Markets wait on data after shoppers descend on Black Friday

Overview and Observation:

Watching the markets last week was like "watching paint dry." In anticipation of a "Thanksgiving mad shopping rush," the markets for the month end provided little in the way of "excitement." Not nearly as exciting as watching the "maniac shoppers" at the various malls trying to capitalize on the reduced prices for high end products. The "hoards" descended on the malls in great numbers and began to demonstrate their lack of restraint and consideration. One woman tazered another. Someone got stabbed defending his purchase outside a store. A number of fights took place over various items as they were placed on shelves. The "impression" foreigners must have gotten from the various melees was one of "primitive" behavior by Americans. Not sure how many of those shoppers are investors but with the light volumes on the various exchanges, one can assume many of them were. I will try to make sense of the data available to give my readers a possible advantage for their trading…

Interest Rates:

The March 30-year Treasury bond (CBOT:ZBH14) closed at 130 14/32nds, down 10/32nds or $312.50 per contract on Friday as recent talk from various Federal Reserve members indicated a "taper" of their bond purchase program may be in order sooner rather than later. We do not believe that with the plethora of "borderline" economic data and the ongoing U.S. labor condition that the Fed will act to cause rate increases. With the emphasis this past week on the retail sector, not much related to the overall economy was evident in the media. We continue to view Treasuries as in a trading range and would maintain strangle spreads.

Stock Indexes:

The Dow Jones industrials closed Friday 16,086.41, down 10.92 points but for the month gained 3.5%. The S&P 500 closed at 1,805.81, down 1.42 points but for the month gained 2.8%. The tech heavy Nasdaq held above $4,000 closing at 4,059.89, up 15.14 points and for the week gained 1.7% and for the month tacked on 3.6%. As with the Treasury market, not much was said about equities other than the speculation as to how the retail sector would do on Thanksgiving and then again on "Black Friday" when shoppers went "wild." We will have to await the results of the holiday spending before assessing the value to companies. We continue to suggest the implementation of hedging strategies for holders of large equity positions. The "black hole" we see developing further could result in an even sharper correction than the 8-10% decline we have been awaiting. There is no need to "ride the wave" when the selling hits when a risk/mitigation strategy could provide a level of capital preservation.

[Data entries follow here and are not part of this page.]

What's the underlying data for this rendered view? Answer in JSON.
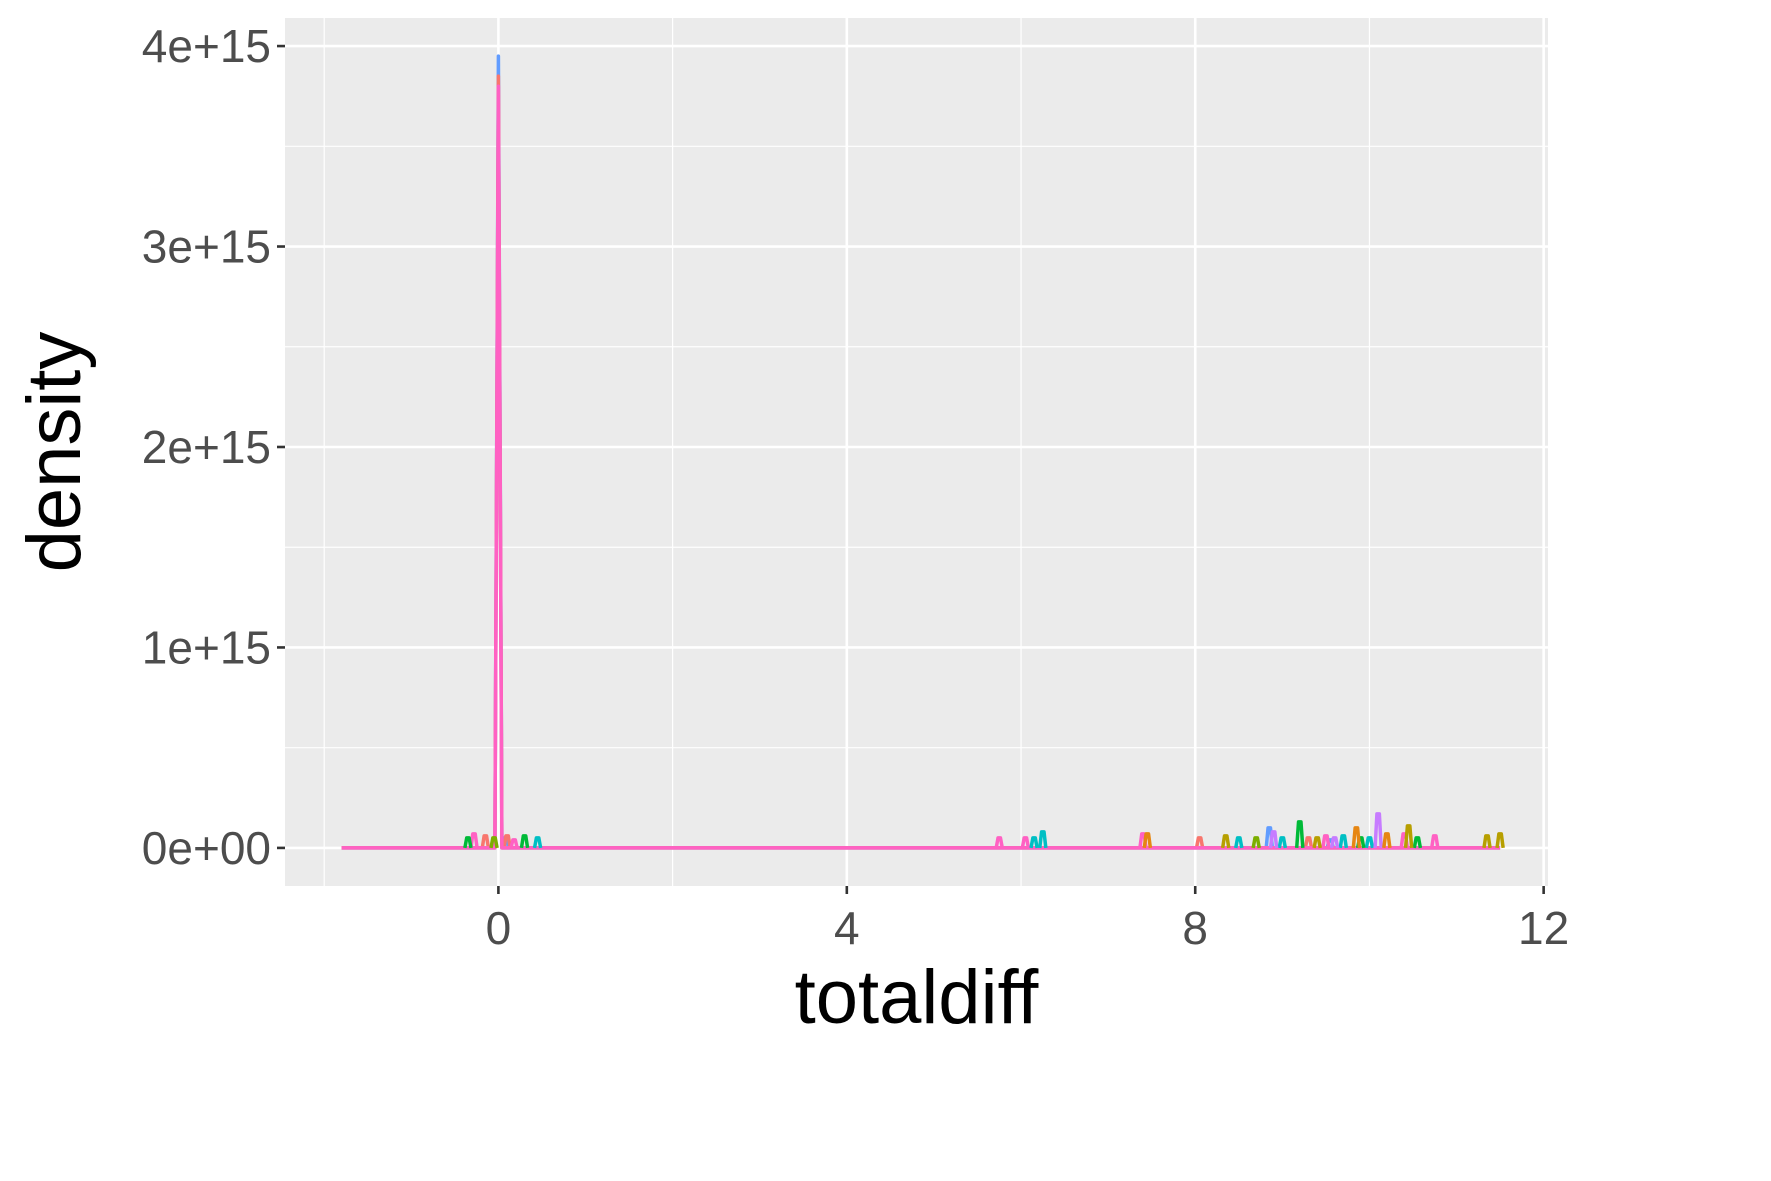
{
  "chart_data": {
    "type": "line",
    "title": "",
    "xlabel": "totaldiff",
    "ylabel": "density",
    "xlim": [
      -2.45,
      12.05
    ],
    "ylim": [
      -190000000000000.0,
      4140000000000000.0
    ],
    "x_ticks": [
      0,
      4,
      8,
      12
    ],
    "x_tick_labels": [
      "0",
      "4",
      "8",
      "12"
    ],
    "x_minor": [
      -2,
      2,
      6,
      10
    ],
    "y_ticks": [
      0,
      1000000000000000.0,
      2000000000000000.0,
      3000000000000000.0,
      4000000000000000.0
    ],
    "y_tick_labels": [
      "0e+00",
      "1e+15",
      "2e+15",
      "3e+15",
      "4e+15"
    ],
    "y_minor": [
      500000000000000.0,
      1500000000000000.0,
      2500000000000000.0,
      3500000000000000.0
    ],
    "grid": true,
    "legend": "none",
    "background": "#ebebeb",
    "gridline_color": "#ffffff",
    "baseline": {
      "x": [
        -1.8,
        11.5
      ],
      "y": 0
    },
    "series": [
      {
        "color": "#619cff",
        "points": [
          [
            -1.8,
            0
          ],
          [
            -0.04,
            0
          ],
          [
            0.0,
            3950000000000000.0
          ],
          [
            0.04,
            0
          ],
          [
            11.5,
            0
          ]
        ],
        "bumps": [
          [
            0.08,
            50000000000000.0
          ],
          [
            8.85,
            100000000000000.0
          ],
          [
            9.55,
            40000000000000.0
          ]
        ]
      },
      {
        "color": "#f8766d",
        "points": [
          [
            -1.8,
            0
          ],
          [
            -0.04,
            0
          ],
          [
            0.0,
            3850000000000000.0
          ],
          [
            0.04,
            0
          ],
          [
            11.5,
            0
          ]
        ],
        "bumps": [
          [
            -0.15,
            60000000000000.0
          ],
          [
            0.1,
            60000000000000.0
          ],
          [
            8.05,
            50000000000000.0
          ],
          [
            9.3,
            50000000000000.0
          ]
        ]
      },
      {
        "color": "#ff61c3",
        "points": [
          [
            -1.8,
            0
          ],
          [
            -0.04,
            0
          ],
          [
            0.0,
            3800000000000000.0
          ],
          [
            0.04,
            0
          ],
          [
            11.5,
            0
          ]
        ],
        "bumps": [
          [
            -0.28,
            70000000000000.0
          ],
          [
            0.18,
            40000000000000.0
          ],
          [
            5.75,
            50000000000000.0
          ],
          [
            6.05,
            50000000000000.0
          ],
          [
            7.4,
            70000000000000.0
          ],
          [
            9.5,
            60000000000000.0
          ],
          [
            10.4,
            70000000000000.0
          ],
          [
            10.75,
            60000000000000.0
          ]
        ]
      },
      {
        "color": "#00bfc4",
        "points": [],
        "bumps": [
          [
            0.45,
            50000000000000.0
          ],
          [
            6.15,
            50000000000000.0
          ],
          [
            6.25,
            80000000000000.0
          ],
          [
            8.5,
            50000000000000.0
          ],
          [
            9.0,
            50000000000000.0
          ],
          [
            9.7,
            60000000000000.0
          ],
          [
            10.0,
            50000000000000.0
          ]
        ]
      },
      {
        "color": "#00ba38",
        "points": [],
        "bumps": [
          [
            -0.35,
            50000000000000.0
          ],
          [
            0.3,
            60000000000000.0
          ],
          [
            9.2,
            130000000000000.0
          ],
          [
            9.9,
            50000000000000.0
          ],
          [
            10.55,
            50000000000000.0
          ]
        ]
      },
      {
        "color": "#c77cff",
        "points": [],
        "bumps": [
          [
            10.1,
            170000000000000.0
          ],
          [
            8.9,
            80000000000000.0
          ],
          [
            9.6,
            50000000000000.0
          ]
        ]
      },
      {
        "color": "#e68613",
        "points": [],
        "bumps": [
          [
            7.45,
            70000000000000.0
          ],
          [
            9.85,
            100000000000000.0
          ],
          [
            10.2,
            70000000000000.0
          ]
        ]
      },
      {
        "color": "#b79f00",
        "points": [],
        "bumps": [
          [
            8.35,
            60000000000000.0
          ],
          [
            9.4,
            50000000000000.0
          ],
          [
            10.45,
            110000000000000.0
          ],
          [
            11.35,
            60000000000000.0
          ],
          [
            11.5,
            70000000000000.0
          ]
        ]
      },
      {
        "color": "#7cae00",
        "points": [],
        "bumps": [
          [
            -0.05,
            50000000000000.0
          ],
          [
            8.7,
            50000000000000.0
          ]
        ]
      }
    ]
  }
}
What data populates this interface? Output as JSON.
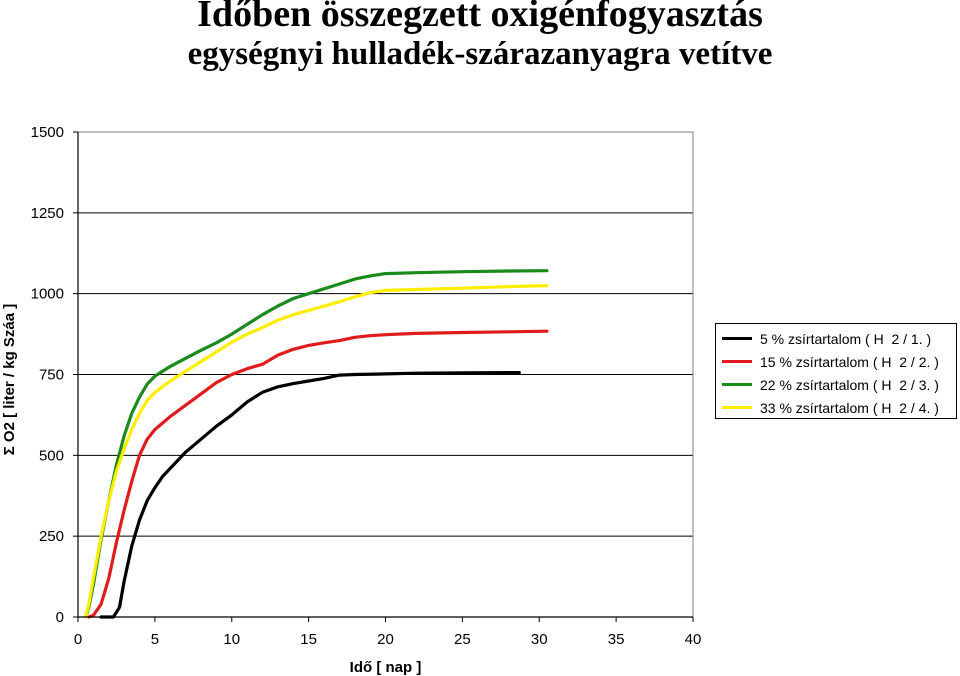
{
  "chart_data": {
    "type": "line",
    "title": "Időben összegzett oxigénfogyasztás",
    "subtitle": "egységnyi hulladék-szárazanyagra vetítve",
    "xlabel": "Idő [ nap ]",
    "ylabel": "Σ O2 [ liter / kg Száa ]",
    "xlim": [
      0,
      40
    ],
    "ylim": [
      0,
      1500
    ],
    "xticks": [
      0,
      5,
      10,
      15,
      20,
      25,
      30,
      35,
      40
    ],
    "yticks": [
      0,
      250,
      500,
      750,
      1000,
      1250,
      1500
    ],
    "grid": "horizontal",
    "legend_position": "right",
    "series": [
      {
        "name": "5 % zsírtartalom ( H  2 / 1. )",
        "color": "#000000",
        "points": [
          [
            1.5,
            0
          ],
          [
            2.3,
            0
          ],
          [
            2.7,
            30
          ],
          [
            3.0,
            110
          ],
          [
            3.5,
            220
          ],
          [
            4.0,
            300
          ],
          [
            4.5,
            360
          ],
          [
            5.0,
            400
          ],
          [
            5.5,
            435
          ],
          [
            6.0,
            460
          ],
          [
            7.0,
            510
          ],
          [
            8.0,
            550
          ],
          [
            9.0,
            590
          ],
          [
            10.0,
            625
          ],
          [
            11.0,
            665
          ],
          [
            12.0,
            695
          ],
          [
            13.0,
            712
          ],
          [
            14.0,
            722
          ],
          [
            15.0,
            730
          ],
          [
            16.0,
            738
          ],
          [
            17.0,
            748
          ],
          [
            18.0,
            750
          ],
          [
            20.0,
            752
          ],
          [
            22.0,
            754
          ],
          [
            25.0,
            755
          ],
          [
            28.7,
            756
          ]
        ]
      },
      {
        "name": "15 % zsírtartalom ( H  2 / 2. )",
        "color": "#e01b1b",
        "points": [
          [
            0.7,
            0
          ],
          [
            1.0,
            5
          ],
          [
            1.5,
            40
          ],
          [
            2.0,
            120
          ],
          [
            2.5,
            230
          ],
          [
            3.0,
            330
          ],
          [
            3.5,
            420
          ],
          [
            4.0,
            500
          ],
          [
            4.5,
            550
          ],
          [
            5.0,
            580
          ],
          [
            6.0,
            620
          ],
          [
            7.0,
            655
          ],
          [
            8.0,
            690
          ],
          [
            9.0,
            725
          ],
          [
            10.0,
            750
          ],
          [
            11.0,
            768
          ],
          [
            12.0,
            782
          ],
          [
            13.0,
            810
          ],
          [
            14.0,
            828
          ],
          [
            15.0,
            840
          ],
          [
            16.0,
            848
          ],
          [
            17.0,
            855
          ],
          [
            18.0,
            865
          ],
          [
            19.0,
            870
          ],
          [
            20.0,
            873
          ],
          [
            22.0,
            877
          ],
          [
            25.0,
            880
          ],
          [
            28.0,
            882
          ],
          [
            30.5,
            884
          ]
        ]
      },
      {
        "name": "22 % zsírtartalom ( H  2 / 3. )",
        "color": "#1a8a1a",
        "points": [
          [
            0.5,
            0
          ],
          [
            0.7,
            30
          ],
          [
            1.0,
            100
          ],
          [
            1.5,
            240
          ],
          [
            2.0,
            360
          ],
          [
            2.5,
            470
          ],
          [
            3.0,
            560
          ],
          [
            3.5,
            630
          ],
          [
            4.0,
            680
          ],
          [
            4.5,
            720
          ],
          [
            5.0,
            745
          ],
          [
            6.0,
            775
          ],
          [
            7.0,
            800
          ],
          [
            8.0,
            825
          ],
          [
            9.0,
            848
          ],
          [
            10.0,
            875
          ],
          [
            11.0,
            905
          ],
          [
            12.0,
            935
          ],
          [
            13.0,
            962
          ],
          [
            14.0,
            985
          ],
          [
            15.0,
            1000
          ],
          [
            16.0,
            1015
          ],
          [
            17.0,
            1030
          ],
          [
            18.0,
            1045
          ],
          [
            19.0,
            1055
          ],
          [
            20.0,
            1062
          ],
          [
            22.0,
            1065
          ],
          [
            25.0,
            1068
          ],
          [
            28.0,
            1070
          ],
          [
            30.5,
            1071
          ]
        ]
      },
      {
        "name": "33 % zsírtartalom ( H  2 / 4. )",
        "color": "#ffee00",
        "points": [
          [
            0.5,
            0
          ],
          [
            0.7,
            40
          ],
          [
            1.0,
            120
          ],
          [
            1.5,
            250
          ],
          [
            2.0,
            360
          ],
          [
            2.5,
            450
          ],
          [
            3.0,
            520
          ],
          [
            3.5,
            580
          ],
          [
            4.0,
            630
          ],
          [
            4.5,
            670
          ],
          [
            5.0,
            695
          ],
          [
            6.0,
            730
          ],
          [
            7.0,
            760
          ],
          [
            8.0,
            790
          ],
          [
            9.0,
            820
          ],
          [
            10.0,
            850
          ],
          [
            11.0,
            875
          ],
          [
            12.0,
            895
          ],
          [
            13.0,
            918
          ],
          [
            14.0,
            935
          ],
          [
            15.0,
            948
          ],
          [
            16.0,
            962
          ],
          [
            17.0,
            975
          ],
          [
            18.0,
            990
          ],
          [
            19.0,
            1003
          ],
          [
            20.0,
            1010
          ],
          [
            22.0,
            1013
          ],
          [
            25.0,
            1017
          ],
          [
            28.0,
            1022
          ],
          [
            30.5,
            1025
          ]
        ]
      }
    ]
  }
}
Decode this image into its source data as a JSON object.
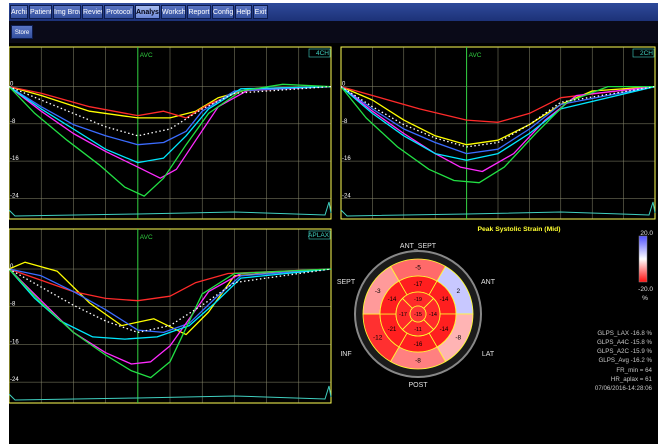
{
  "tabs": [
    {
      "label": "Archive",
      "active": false
    },
    {
      "label": "Patient",
      "active": false
    },
    {
      "label": "Img Browser",
      "active": false
    },
    {
      "label": "Review",
      "active": false
    },
    {
      "label": "Protocol",
      "active": false
    },
    {
      "label": "Analysis",
      "active": true
    },
    {
      "label": "Worksheet",
      "active": false
    },
    {
      "label": "Report",
      "active": false
    },
    {
      "label": "Config",
      "active": false
    },
    {
      "label": "Help",
      "active": false
    },
    {
      "label": "Exit",
      "active": false
    }
  ],
  "store_label": "Store",
  "panels": {
    "p4ch": {
      "view_label": "4CH",
      "avc_label": "AVC",
      "y_ticks": [
        "0",
        "-8",
        "-16",
        "-24"
      ],
      "curve_colors": [
        "#ffff00",
        "#ff2a2a",
        "#3b6cff",
        "#ff2bff",
        "#00e8ff",
        "#22e044",
        "#ffffff"
      ]
    },
    "p2ch": {
      "view_label": "2CH",
      "avc_label": "AVC",
      "y_ticks": [
        "0",
        "-8",
        "-16",
        "-24"
      ],
      "curve_colors": [
        "#ffff00",
        "#ff2a2a",
        "#3b6cff",
        "#ff2bff",
        "#00e8ff",
        "#22e044",
        "#ffffff"
      ]
    },
    "plax": {
      "view_label": "APLAX",
      "avc_label": "AVC",
      "y_ticks": [
        "0",
        "-8",
        "-16",
        "-24"
      ],
      "curve_colors": [
        "#ffff00",
        "#ff2a2a",
        "#3b6cff",
        "#ff2bff",
        "#00e8ff",
        "#22e044",
        "#ffffff"
      ]
    }
  },
  "bullseye": {
    "title": "Peak Systolic Strain (Mid)",
    "scale_max": "20.0",
    "scale_min": "-20.0",
    "scale_unit": "%",
    "labels": {
      "ant_sept": "ANT_SEPT",
      "ant": "ANT",
      "lat": "LAT",
      "post": "POST",
      "inf": "INF",
      "sept": "SEPT"
    },
    "outer_values": [
      "-5",
      "2",
      "-8",
      "-8",
      "-12",
      "-3"
    ],
    "mid_values": [
      "-17",
      "-14",
      "-14",
      "-16",
      "-21",
      "-14"
    ],
    "apical_values": [
      "-19",
      "-14",
      "-11",
      "-17"
    ],
    "cap_value": "-15"
  },
  "stats": {
    "glps_lax": "GLPS_LAX  -16.8 %",
    "glps_a4c": "GLPS_A4C  -15.8 %",
    "glps_a2c": "GLPS_A2C  -15.9 %",
    "glps_avg": "GLPS_Avg  -16.2 %",
    "fr_min": "FR_min = 64",
    "hr_aplax": "HR_aplax = 61",
    "datetime": "07/06/2016-14:28:06"
  },
  "colors": {
    "grid": "#c8c8a0",
    "frame": "#ffff55",
    "avc_line": "#30d040",
    "ecg": "#40d0c0",
    "strain_strong": "#ff1a1a",
    "strain_weak": "#aab0ff"
  }
}
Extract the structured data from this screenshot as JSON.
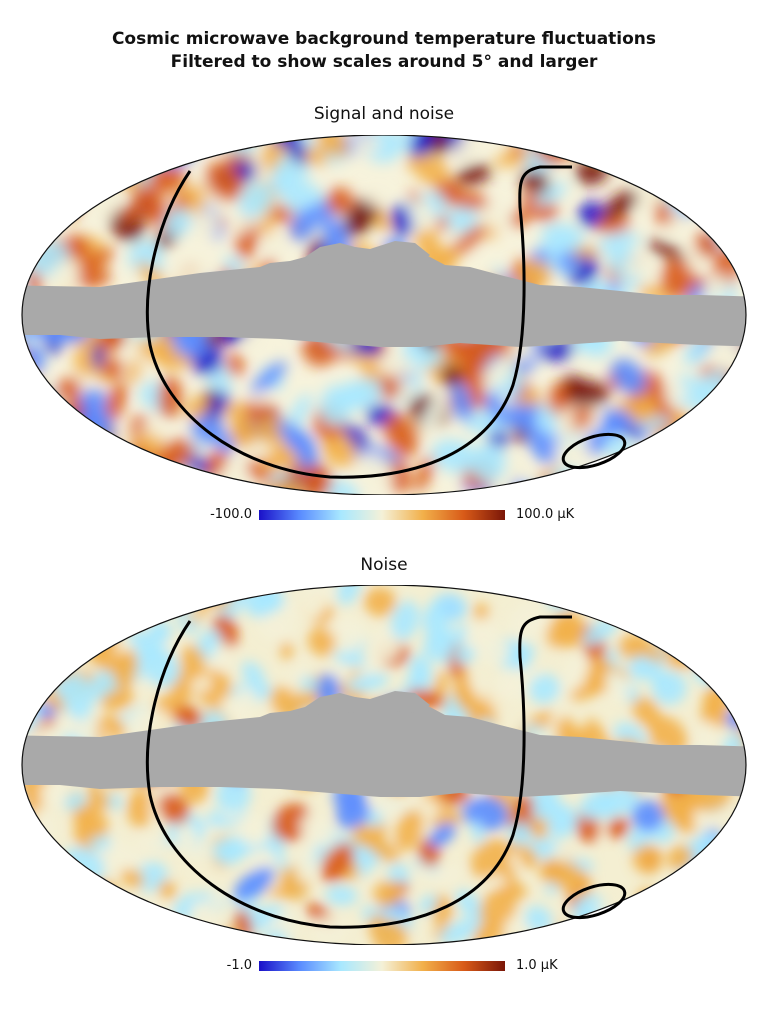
{
  "figure": {
    "title_line1": "Cosmic microwave background temperature fluctuations",
    "title_line2": "Filtered to show scales around 5° and larger"
  },
  "panels": [
    {
      "subtitle": "Signal and noise",
      "colorbar": {
        "min_label": "-100.0",
        "max_label": "100.0 μK"
      },
      "palette": [
        "#1a10c8",
        "#5a8cff",
        "#a8e8ff",
        "#f4f1d8",
        "#f2b04a",
        "#d85a18",
        "#7a1608"
      ],
      "projection": "mollweide",
      "mask_color": "#a9a9a9"
    },
    {
      "subtitle": "Noise",
      "colorbar": {
        "min_label": "-1.0",
        "max_label": "1.0 μK"
      },
      "palette": [
        "#1a10c8",
        "#5a8cff",
        "#a8e8ff",
        "#f4f1d8",
        "#f2b04a",
        "#d85a18",
        "#7a1608"
      ],
      "projection": "mollweide",
      "mask_color": "#a9a9a9"
    }
  ]
}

The March U.S. Dollar Index (NYBOT:DXH14) closed at 80.885 down 3.7 points and aside from the Euro, the Canadian Dollar and the Japanese yen, lost ground against most of its trading partners. The Japanese yen closed at 0.9789 ,down 30 points while the Euro lost 15 points to close at $1.3559. The Canbadian dollar lost 16 points to .9395. Gainers included the Swiss Franc 16 points to $1.1040, the British Pound 82 points to $1.6346, and the Australian dollar 30 points to .9042. The lack of news and the shortened holiday week provided the backdrop for trading activity this past week. Look for higher volume and trading activity this coming week depending on economic data and any "words of wisdom" emanating from the U.S. Federal Reserve or the Eurozone financial community. Bear in mind the relativity between the U.S. and the Eurozone countries will continue to direct market direction. We continue to favor the dollar.